In those tests the foam neutralized half of the remaining chemical agent molecules every two to 10 minutes, depending on the agent. For most chemical agents, the contamination remaining after one hour of exposure to the foam was insignificant. The foam neutralizes viral particles in minutes, as well.

The foam gets around the traditional approaches that have high water demand and use more damaging chemicals. Like a fire retardant, which is another of its uses, the foam could be sprayed from handheld canisters. For open areas, arff trucks could be employed.

Tanks of the foam could be incorporated into the fire sprinkler systems of high-profile government buildings or other potential targets, including embassies, congressional buildings, the White House, subways and the New York Stock Exchange.

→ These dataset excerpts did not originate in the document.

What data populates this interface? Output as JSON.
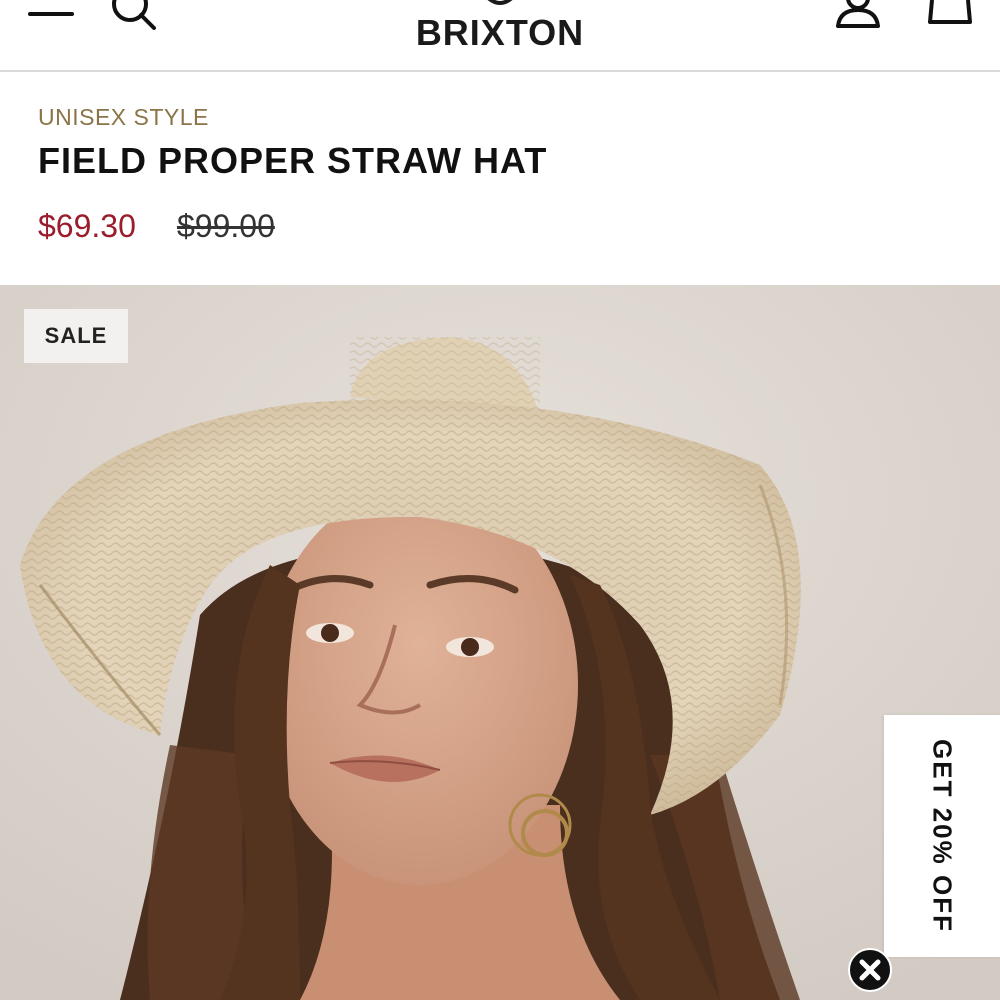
{
  "header": {
    "logo_text": "BRIXTON",
    "icons": [
      "menu-icon",
      "search-icon",
      "account-icon",
      "cart-icon"
    ]
  },
  "product": {
    "category": "UNISEX STYLE",
    "title": "FIELD PROPER STRAW HAT",
    "sale_price": "$69.30",
    "original_price": "$99.00"
  },
  "hero": {
    "badge": "SALE"
  },
  "promo": {
    "label": "GET 20% OFF"
  },
  "colors": {
    "category": "#8a7448",
    "sale_price": "#9b1c2c",
    "text": "#111111",
    "hero_background": "#ddd6d0"
  }
}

"That's the best scenario," said Tadros. "You could flip the switch as you evacuate and begin decontaminating immediately."

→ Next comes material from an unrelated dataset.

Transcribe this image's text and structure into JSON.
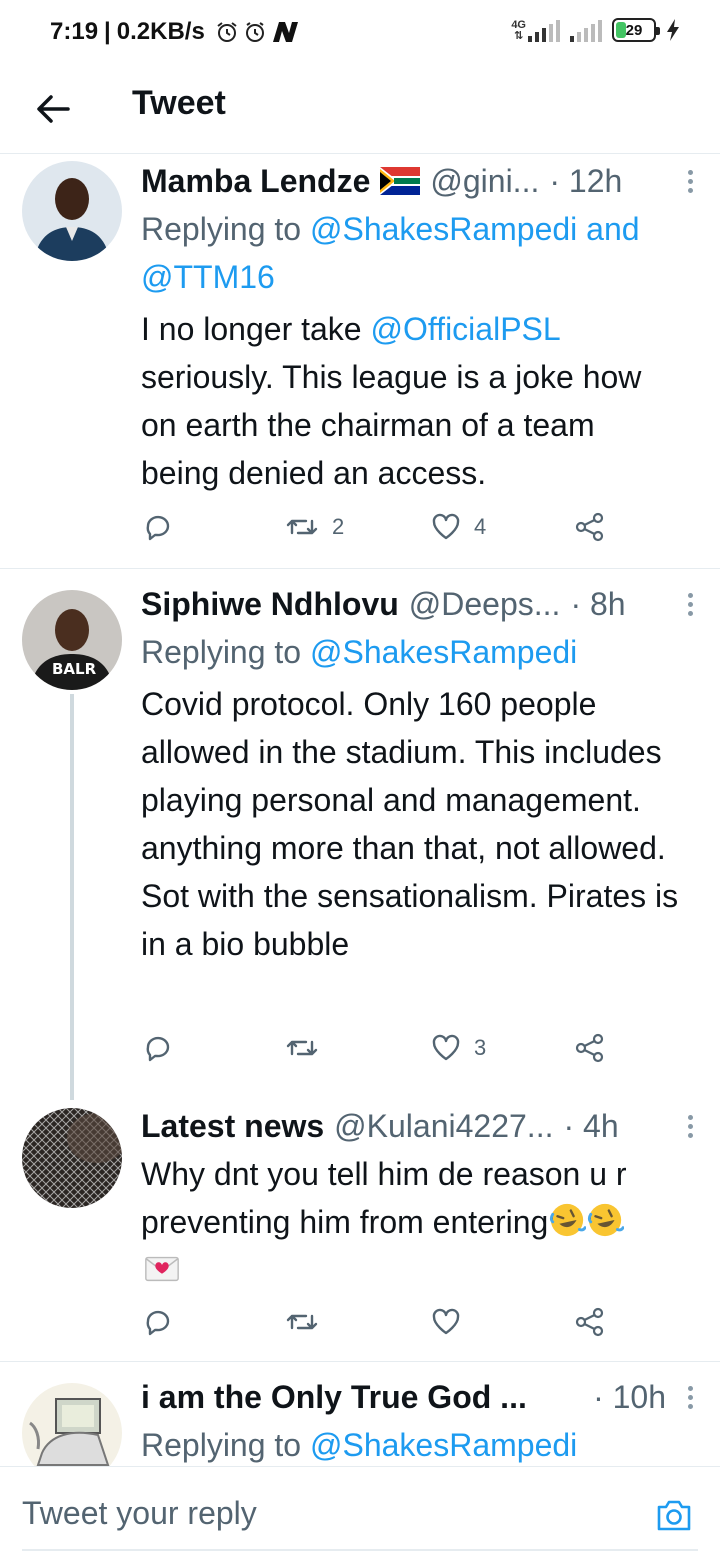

Ill wind blows for California wildfires Last fall, the U.S. Department of Energy's Lawrence Berkeley National Laboratory, Berkeley, Calif., released the first-ever analysis of the potential effect of global climate change on California wildfires.

In most cases, the researchers concluded that climate change would lead to dramatic increases in both the annual area burned by California wildfires and the number of potentially catastrophic fires - doubling these losses in some regions. These changes would occur despite enhanced deployment of fire suppression resources, implying that climate change could precipitate an increase in both fire suppression costs and economic losses due to wildfires.

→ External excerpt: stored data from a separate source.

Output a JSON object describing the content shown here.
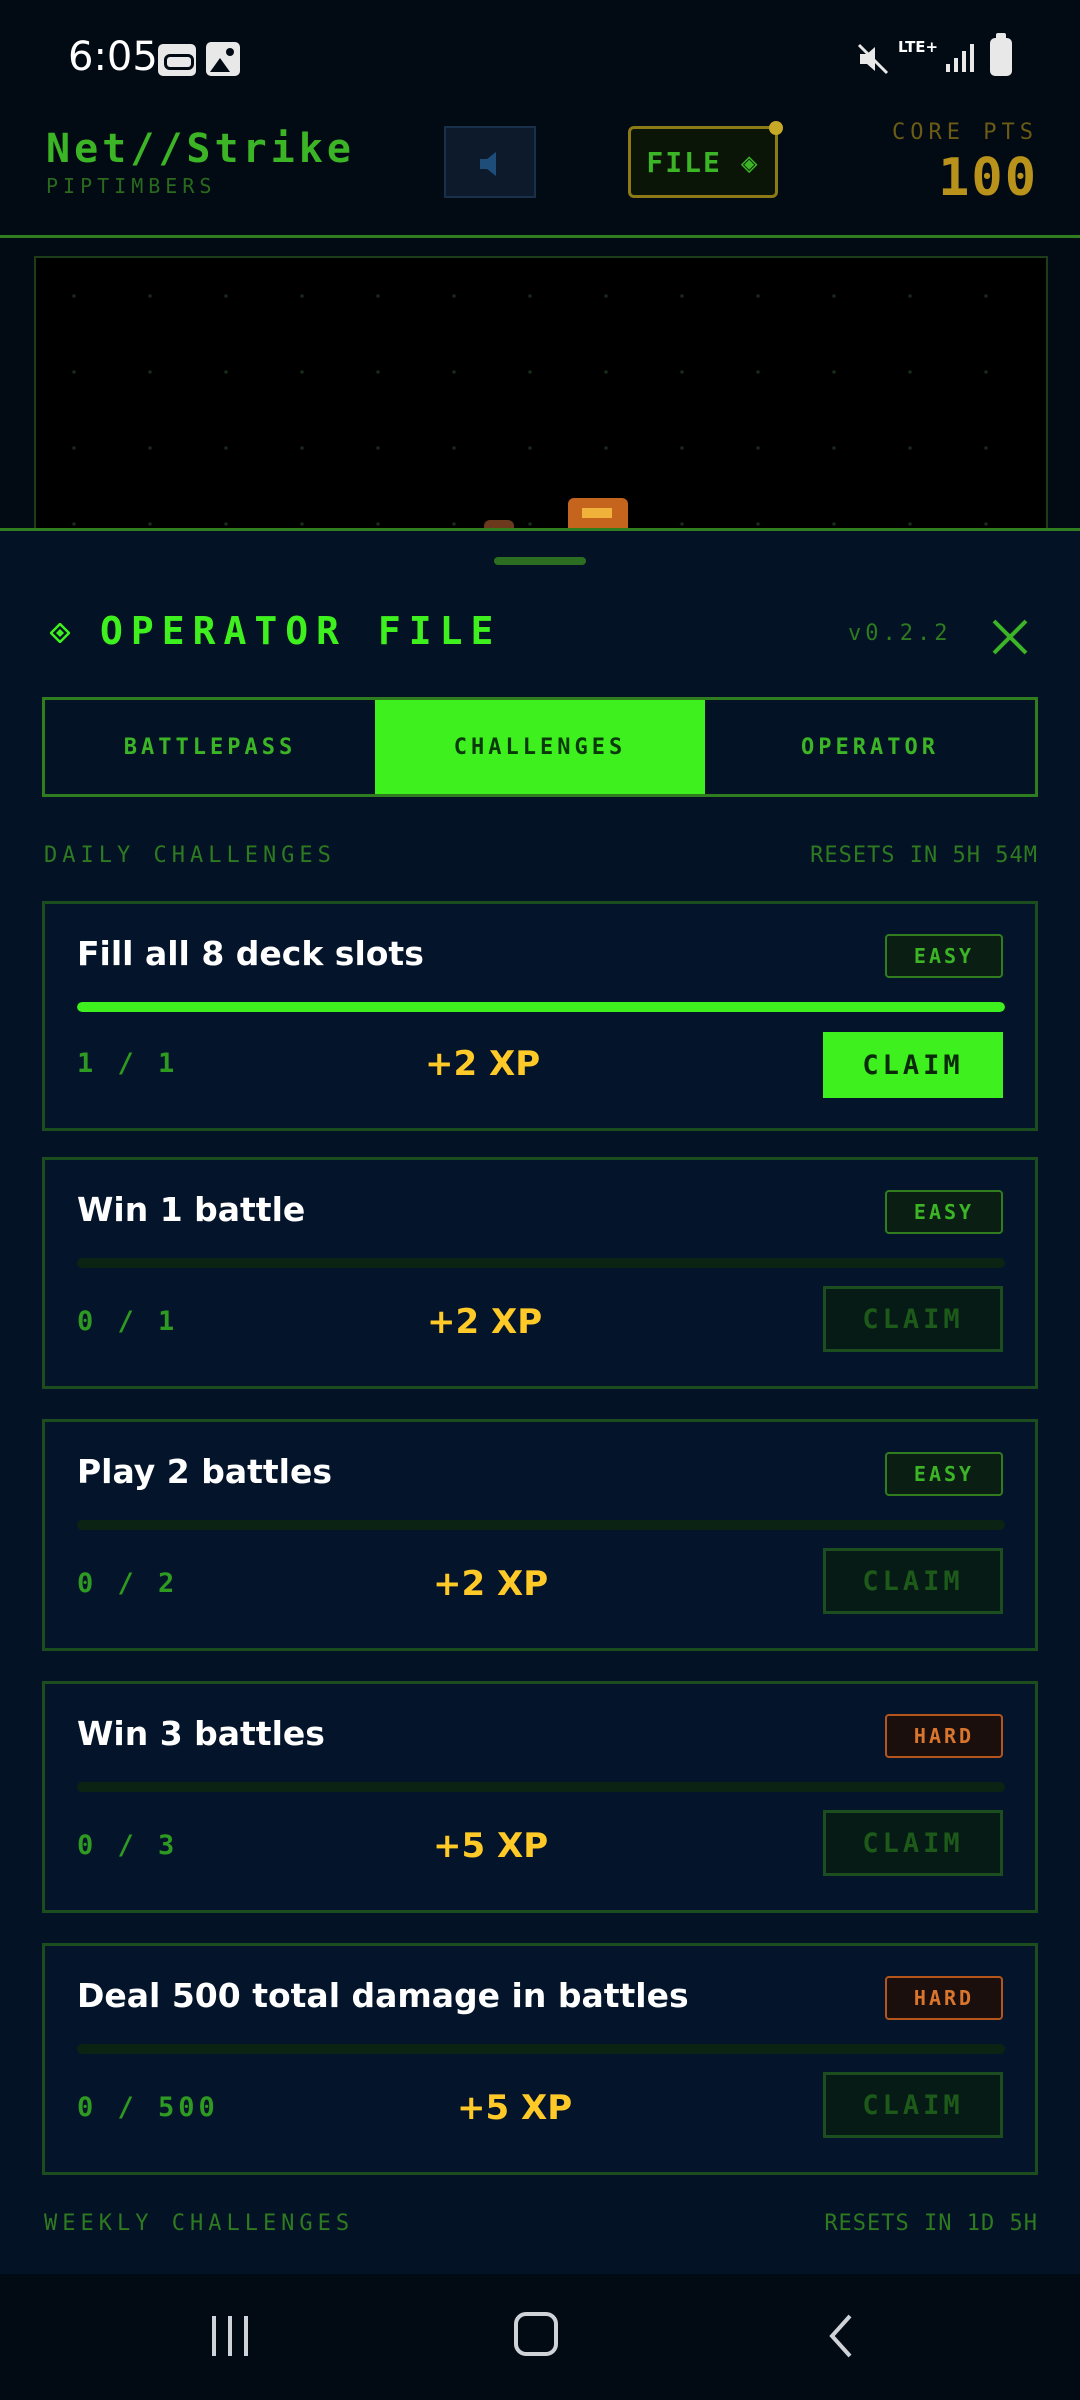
{
  "status_bar": {
    "time": "6:05",
    "network": "LTE+",
    "icons": [
      "voicemail-icon",
      "image-icon",
      "mute-icon",
      "signal-icon",
      "battery-icon"
    ]
  },
  "header": {
    "title": "Net//Strike",
    "subtitle": "PIPTIMBERS",
    "file_button": "FILE ◈",
    "core_label": "CORE PTS",
    "core_value": "100"
  },
  "sheet": {
    "title": "OPERATOR FILE",
    "version": "v0.2.2",
    "tabs": [
      {
        "label": "BATTLEPASS",
        "active": false
      },
      {
        "label": "CHALLENGES",
        "active": true
      },
      {
        "label": "OPERATOR",
        "active": false
      }
    ]
  },
  "daily": {
    "heading": "DAILY CHALLENGES",
    "reset": "RESETS IN 5H 54M",
    "challenges": [
      {
        "title": "Fill all 8 deck slots",
        "difficulty": "EASY",
        "progress_text": "1 / 1",
        "progress": 1.0,
        "reward": "+2 XP",
        "claim": "CLAIM",
        "claimable": true
      },
      {
        "title": "Win 1 battle",
        "difficulty": "EASY",
        "progress_text": "0 / 1",
        "progress": 0.0,
        "reward": "+2 XP",
        "claim": "CLAIM",
        "claimable": false
      },
      {
        "title": "Play 2 battles",
        "difficulty": "EASY",
        "progress_text": "0 / 2",
        "progress": 0.0,
        "reward": "+2 XP",
        "claim": "CLAIM",
        "claimable": false
      },
      {
        "title": "Win 3 battles",
        "difficulty": "HARD",
        "progress_text": "0 / 3",
        "progress": 0.0,
        "reward": "+5 XP",
        "claim": "CLAIM",
        "claimable": false
      },
      {
        "title": "Deal 500 total damage in battles",
        "difficulty": "HARD",
        "progress_text": "0 / 500",
        "progress": 0.0,
        "reward": "+5 XP",
        "claim": "CLAIM",
        "claimable": false
      }
    ]
  },
  "weekly": {
    "heading": "WEEKLY CHALLENGES",
    "reset": "RESETS IN 1D 5H"
  },
  "colors": {
    "accent": "#3ff01f",
    "reward": "#ffca28",
    "hard": "#d9752c",
    "background": "#031224"
  }
}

Fire danger has long been linked to climate, with hot, dry spells creating the highest risk. Concerns over the consequences of global warming were rekindled last year by the effects of El Nino. Droughts linked to that weather pattern were followed by widespread fires in Florida, Indonesia and elsewhere.

The latest predictions suggest that global warming may also create conditions that intensify wildfire danger, by warming and drying out vegetation, and by stirring the winds that spread fires. Faster fires are much harder to contain, and thus are more likely to expand into residential neighborhoods, causing substantial damage to property.

To evaluate the potential effects of global climate change on wildfire damage in California, the research team combined local weather and fire data, previously validated fire and fire suppression models, and state-of-the-art general circulation models of global climate change.

An abstract of this report, as well as a complete copy in pdf format, can be downloaded from the Web at .>

First responders at a suspected chemical terrorism incident are faced with one overwhelming question: "What are we dealing with?"

To help with the detection of chemical agents, researchers at John Hopkins University's Applied Physics Laboratory in Laurel, Md., have developed and tested a highly sensitive and selective sensor that can detect minute traces of sarin and soman, potentially lethal nerve agents that were used against troops during the Iran-Iraq war and in a terrorist attack on a Tokyo subway.

The researchers developed a polymer that they paint on the tip of an optical fiber, which glows when illuminated by a laser through the fiber. However, in the presence of either of the gases, the polymer glows at a more yellowish wavelength. In practice the device, which reacts within a minute, could be snaked into a suspected bio-chemical scene ahead of rescuers, providing time to don masks.

The sensor was actually designed to detect small traces of sarin and soman in water because of the prevailing fear that these compounds, which are currently leaking from stockpiles of aging weapons in the United States, may be contaminating some water supplies. Of course, there's also concern that terrorists may use such chemicals to try to poison water supplies.

"Our sensor can detect sarin and soman in water at levels as low as 600 parts per quadrillion, which is a million times more sensitive than other devices being used," said George Murray, apl research chemist. Some detection devices can't tell the difference between a chemical agent and a pesticide, which can cause false readings, but the apl sensor detects only the chemical agents it's designed to find.